Just before Christmas 1999, various prominent public figures, teachers, clergymen and others received a set of ten religious questions from the BBC's Today program. All were predictable save one: “Will there be free will in heaven?” This book addresses this important question.
Simon Gaine sets out the arguments of two modern philosophers, one who concludes that heaven is undesirable because it excludes freedom by excluding the possibility of sin (Wall), and the other who responds that an orthodox notion of heaven in fact implies the real possibility of sin (Donnelly). He shows how such modern concerns have arisen against the background of theologians such as Subrez, who limits freedom in the face of heavenly impeccability, and asks whether a high value placed on freedom can be successfully combined with heavenly impeccability.
He then goes on to investigate the theories of Duns Scotus and William of Ockham, two theologians who hold a high view of freedom in general as well as heavenly impeccability, but they are found wanting.
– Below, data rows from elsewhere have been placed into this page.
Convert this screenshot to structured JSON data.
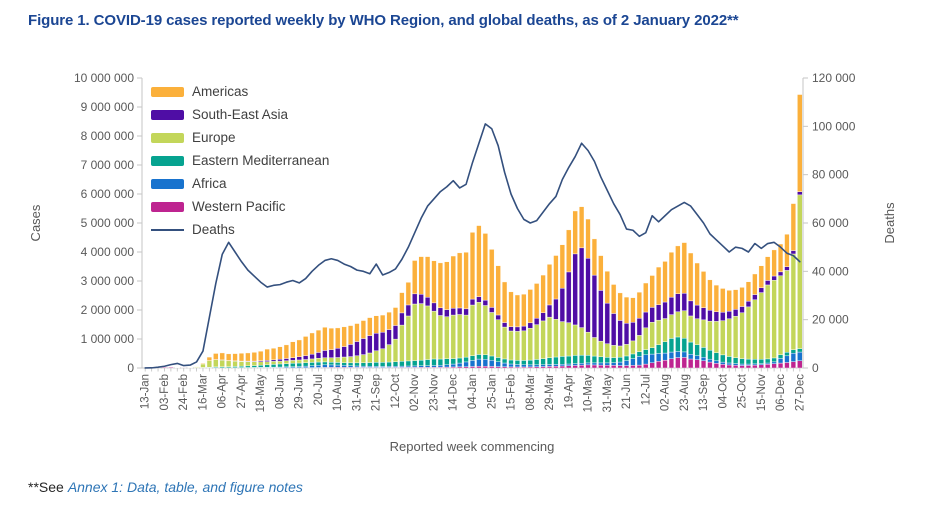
{
  "title": "Figure 1. COVID-19 cases reported weekly by WHO Region, and global deaths, as of 2 January 2022**",
  "footer": {
    "prefix": "**See",
    "link_text": "Annex 1: Data, table, and figure notes"
  },
  "colors": {
    "title_blue": "#1B4693",
    "axis_line": "#C6C6C6",
    "axis_text": "#595959",
    "link_blue": "#2E75B6"
  },
  "chart_data": {
    "type": "bar",
    "subtype": "stacked-bars-with-deaths-line",
    "title": "",
    "xlabel": "Reported week commencing",
    "ylabel_left": "Cases",
    "ylabel_right": "Deaths",
    "y_left": {
      "min": 0,
      "max": 10000000,
      "tick_labels": [
        "0",
        "1 000 000",
        "2 000 000",
        "3 000 000",
        "4 000 000",
        "5 000 000",
        "6 000 000",
        "7 000 000",
        "8 000 000",
        "9 000 000",
        "10 000 000"
      ]
    },
    "y_right": {
      "min": 0,
      "max": 120000,
      "tick_labels": [
        "0",
        "20 000",
        "40 000",
        "60 000",
        "80 000",
        "100 000",
        "120 000"
      ]
    },
    "x_tick_labels": [
      "13-Jan",
      "03-Feb",
      "24-Feb",
      "16-Mar",
      "06-Apr",
      "27-Apr",
      "18-May",
      "08-Jun",
      "29-Jun",
      "20-Jul",
      "10-Aug",
      "31-Aug",
      "21-Sep",
      "12-Oct",
      "02-Nov",
      "23-Nov",
      "14-Dec",
      "04-Jan",
      "25-Jan",
      "15-Feb",
      "08-Mar",
      "29-Mar",
      "19-Apr",
      "10-May",
      "31-May",
      "21-Jun",
      "12-Jul",
      "02-Aug",
      "23-Aug",
      "13-Sep",
      "04-Oct",
      "25-Oct",
      "15-Nov",
      "06-Dec",
      "27-Dec"
    ],
    "x_label_every_n_weeks": 3,
    "grid": false,
    "legend_position": "top-left-inside",
    "legend": [
      {
        "label": "Americas",
        "color": "#FBB03B",
        "type": "bar"
      },
      {
        "label": "South-East Asia",
        "color": "#4F0DA5",
        "type": "bar"
      },
      {
        "label": "Europe",
        "color": "#C3D65A",
        "type": "bar"
      },
      {
        "label": "Eastern Mediterranean",
        "color": "#06A390",
        "type": "bar"
      },
      {
        "label": "Africa",
        "color": "#1873CE",
        "type": "bar"
      },
      {
        "label": "Western Pacific",
        "color": "#BE2490",
        "type": "bar"
      },
      {
        "label": "Deaths",
        "color": "#34507E",
        "type": "line"
      }
    ],
    "stack_order_bottom_to_top": [
      "Western Pacific",
      "Africa",
      "Eastern Mediterranean",
      "Europe",
      "South-East Asia",
      "Americas"
    ],
    "columns": [
      "Americas",
      "South-East Asia",
      "Europe",
      "Eastern Mediterranean",
      "Africa",
      "Western Pacific",
      "Deaths"
    ],
    "values_unit": 1000,
    "weeks_in_thousands": [
      [
        0,
        0,
        0,
        0,
        0,
        0.3,
        0.02
      ],
      [
        0,
        0,
        0,
        0,
        0,
        2.8,
        0.06
      ],
      [
        0,
        0,
        0,
        0,
        0,
        16,
        0.35
      ],
      [
        0,
        0,
        0,
        0,
        0,
        24,
        0.72
      ],
      [
        0,
        0,
        0.1,
        0,
        0,
        28,
        1.4
      ],
      [
        0,
        0,
        0.1,
        0.1,
        0,
        12,
        1.9
      ],
      [
        0.01,
        0.01,
        0.6,
        1,
        0,
        6,
        1
      ],
      [
        0.05,
        0.02,
        4,
        6,
        0.01,
        4,
        1.2
      ],
      [
        2,
        0.1,
        25,
        8,
        0.1,
        3,
        2.5
      ],
      [
        25,
        0.5,
        120,
        15,
        1,
        3,
        7
      ],
      [
        120,
        1.5,
        230,
        20,
        3,
        3,
        21
      ],
      [
        210,
        3,
        250,
        30,
        5,
        3,
        35
      ],
      [
        240,
        6,
        230,
        35,
        6,
        2.5,
        47
      ],
      [
        230,
        10,
        200,
        38,
        7,
        2.5,
        52
      ],
      [
        250,
        13,
        180,
        42,
        9,
        2.5,
        48
      ],
      [
        270,
        15,
        160,
        50,
        11,
        3,
        44
      ],
      [
        280,
        20,
        145,
        58,
        13,
        3,
        40.5
      ],
      [
        300,
        26,
        130,
        65,
        15,
        3.5,
        38
      ],
      [
        330,
        33,
        120,
        75,
        18,
        4,
        35.5
      ],
      [
        390,
        42,
        110,
        85,
        21,
        4,
        33.5
      ],
      [
        400,
        52,
        105,
        95,
        25,
        4.5,
        34.2
      ],
      [
        430,
        65,
        100,
        105,
        29,
        5,
        34.5
      ],
      [
        470,
        78,
        100,
        110,
        33,
        6,
        35.5
      ],
      [
        550,
        92,
        100,
        118,
        38,
        7,
        36.2
      ],
      [
        580,
        110,
        105,
        120,
        44,
        8,
        35.2
      ],
      [
        660,
        135,
        110,
        118,
        55,
        10,
        37
      ],
      [
        730,
        165,
        120,
        115,
        65,
        13,
        40
      ],
      [
        770,
        200,
        130,
        110,
        80,
        16,
        42.5
      ],
      [
        800,
        250,
        145,
        100,
        90,
        20,
        44.5
      ],
      [
        740,
        280,
        155,
        92,
        85,
        22,
        45.2
      ],
      [
        700,
        320,
        170,
        90,
        78,
        24,
        44.5
      ],
      [
        680,
        360,
        195,
        92,
        68,
        24,
        43
      ],
      [
        650,
        420,
        215,
        98,
        58,
        22,
        42
      ],
      [
        620,
        490,
        245,
        108,
        50,
        20,
        40.5
      ],
      [
        620,
        555,
        280,
        118,
        45,
        19,
        40
      ],
      [
        620,
        600,
        330,
        128,
        42,
        18,
        39
      ],
      [
        600,
        605,
        400,
        138,
        40,
        17,
        43
      ],
      [
        590,
        570,
        470,
        140,
        38,
        17,
        38.5
      ],
      [
        600,
        520,
        600,
        148,
        40,
        18,
        39.5
      ],
      [
        620,
        470,
        780,
        155,
        42,
        19,
        41
      ],
      [
        700,
        420,
        1250,
        165,
        45,
        20,
        45
      ],
      [
        780,
        380,
        1550,
        175,
        48,
        21,
        50
      ],
      [
        1150,
        350,
        1950,
        185,
        50,
        22,
        56
      ],
      [
        1300,
        320,
        1950,
        195,
        52,
        24,
        62
      ],
      [
        1400,
        300,
        1850,
        210,
        55,
        26,
        67
      ],
      [
        1450,
        285,
        1650,
        225,
        58,
        28,
        70
      ],
      [
        1550,
        265,
        1500,
        215,
        65,
        30,
        73
      ],
      [
        1650,
        245,
        1450,
        205,
        80,
        33,
        75
      ],
      [
        1800,
        235,
        1500,
        190,
        100,
        36,
        77.5
      ],
      [
        1900,
        225,
        1500,
        175,
        130,
        40,
        74.5
      ],
      [
        1950,
        215,
        1450,
        165,
        165,
        45,
        76
      ],
      [
        2300,
        205,
        1750,
        160,
        210,
        52,
        85
      ],
      [
        2450,
        195,
        1800,
        158,
        250,
        58,
        93
      ],
      [
        2300,
        185,
        1700,
        155,
        240,
        60,
        101
      ],
      [
        2000,
        175,
        1500,
        150,
        210,
        55,
        99
      ],
      [
        1700,
        165,
        1300,
        145,
        170,
        48,
        92
      ],
      [
        1400,
        155,
        1100,
        140,
        130,
        42,
        81
      ],
      [
        1200,
        150,
        1000,
        138,
        100,
        38,
        72
      ],
      [
        1100,
        155,
        1000,
        142,
        85,
        36,
        66
      ],
      [
        1100,
        165,
        1020,
        150,
        75,
        36,
        61.5
      ],
      [
        1150,
        185,
        1100,
        165,
        70,
        38,
        60
      ],
      [
        1200,
        220,
        1200,
        185,
        68,
        42,
        61
      ],
      [
        1300,
        280,
        1300,
        210,
        66,
        48,
        64.5
      ],
      [
        1400,
        420,
        1400,
        235,
        64,
        55,
        68
      ],
      [
        1500,
        700,
        1300,
        255,
        62,
        62,
        71
      ],
      [
        1500,
        1150,
        1200,
        270,
        60,
        70,
        78
      ],
      [
        1450,
        1750,
        1150,
        275,
        60,
        78,
        83
      ],
      [
        1480,
        2450,
        1050,
        285,
        62,
        88,
        87.5
      ],
      [
        1420,
        2750,
        950,
        280,
        65,
        98,
        93
      ],
      [
        1350,
        2550,
        800,
        260,
        68,
        108,
        90
      ],
      [
        1250,
        2150,
        640,
        235,
        72,
        105,
        85.5
      ],
      [
        1200,
        1750,
        540,
        210,
        76,
        100,
        79
      ],
      [
        1100,
        1400,
        470,
        190,
        82,
        95,
        73.5
      ],
      [
        1000,
        1100,
        420,
        175,
        95,
        90,
        68
      ],
      [
        950,
        880,
        390,
        165,
        120,
        85,
        63.5
      ],
      [
        900,
        730,
        400,
        160,
        170,
        85,
        57.5
      ],
      [
        850,
        640,
        450,
        160,
        235,
        90,
        57
      ],
      [
        900,
        590,
        560,
        165,
        300,
        100,
        54.5
      ],
      [
        1000,
        545,
        750,
        180,
        320,
        135,
        56
      ],
      [
        1100,
        510,
        880,
        220,
        300,
        180,
        63
      ],
      [
        1300,
        530,
        850,
        300,
        270,
        230,
        60.5
      ],
      [
        1400,
        570,
        800,
        390,
        245,
        270,
        63
      ],
      [
        1550,
        600,
        820,
        470,
        230,
        320,
        65.5
      ],
      [
        1650,
        620,
        870,
        500,
        210,
        360,
        67
      ],
      [
        1750,
        600,
        950,
        470,
        190,
        365,
        68.5
      ],
      [
        1650,
        520,
        900,
        420,
        165,
        310,
        67
      ],
      [
        1450,
        470,
        900,
        375,
        140,
        285,
        63.5
      ],
      [
        1250,
        420,
        950,
        340,
        120,
        250,
        60
      ],
      [
        1050,
        375,
        1000,
        310,
        100,
        205,
        55.5
      ],
      [
        920,
        330,
        1080,
        280,
        88,
        160,
        53
      ],
      [
        820,
        290,
        1180,
        250,
        78,
        125,
        50.5
      ],
      [
        720,
        260,
        1300,
        225,
        68,
        105,
        48
      ],
      [
        680,
        235,
        1430,
        205,
        60,
        92,
        50
      ],
      [
        660,
        215,
        1580,
        188,
        52,
        85,
        49.5
      ],
      [
        670,
        195,
        1800,
        172,
        46,
        90,
        48
      ],
      [
        710,
        180,
        2050,
        160,
        42,
        100,
        51.5
      ],
      [
        760,
        165,
        2300,
        150,
        40,
        110,
        49.5
      ],
      [
        820,
        155,
        2550,
        142,
        42,
        130,
        51.5
      ],
      [
        900,
        145,
        2680,
        135,
        62,
        150,
        52
      ],
      [
        960,
        135,
        2720,
        130,
        160,
        170,
        50
      ],
      [
        1120,
        128,
        2820,
        125,
        230,
        190,
        47.5
      ],
      [
        1620,
        118,
        3300,
        122,
        290,
        220,
        46.5
      ],
      [
        3350,
        110,
        5300,
        120,
        300,
        250,
        44
      ]
    ]
  }
}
Gaine then introduces an alternative conception of freedom through an account of Servais Pinckaers' connection of two different ideas of freedom (“indifference” and “excellence”) with two different moral theologies. He applies these two conceptions to eschatology. He concludes that the most pleasing theory combines freedom for excellence and an intrinsic theory of impeccability. He develops this suggestion by drawing on and developing some ideas found in Thomas Aquinas.
Gaine combines medieval scholarship with a witty and informed understanding of perennially fascinating questions about human free will in this lucidly written and accessible book.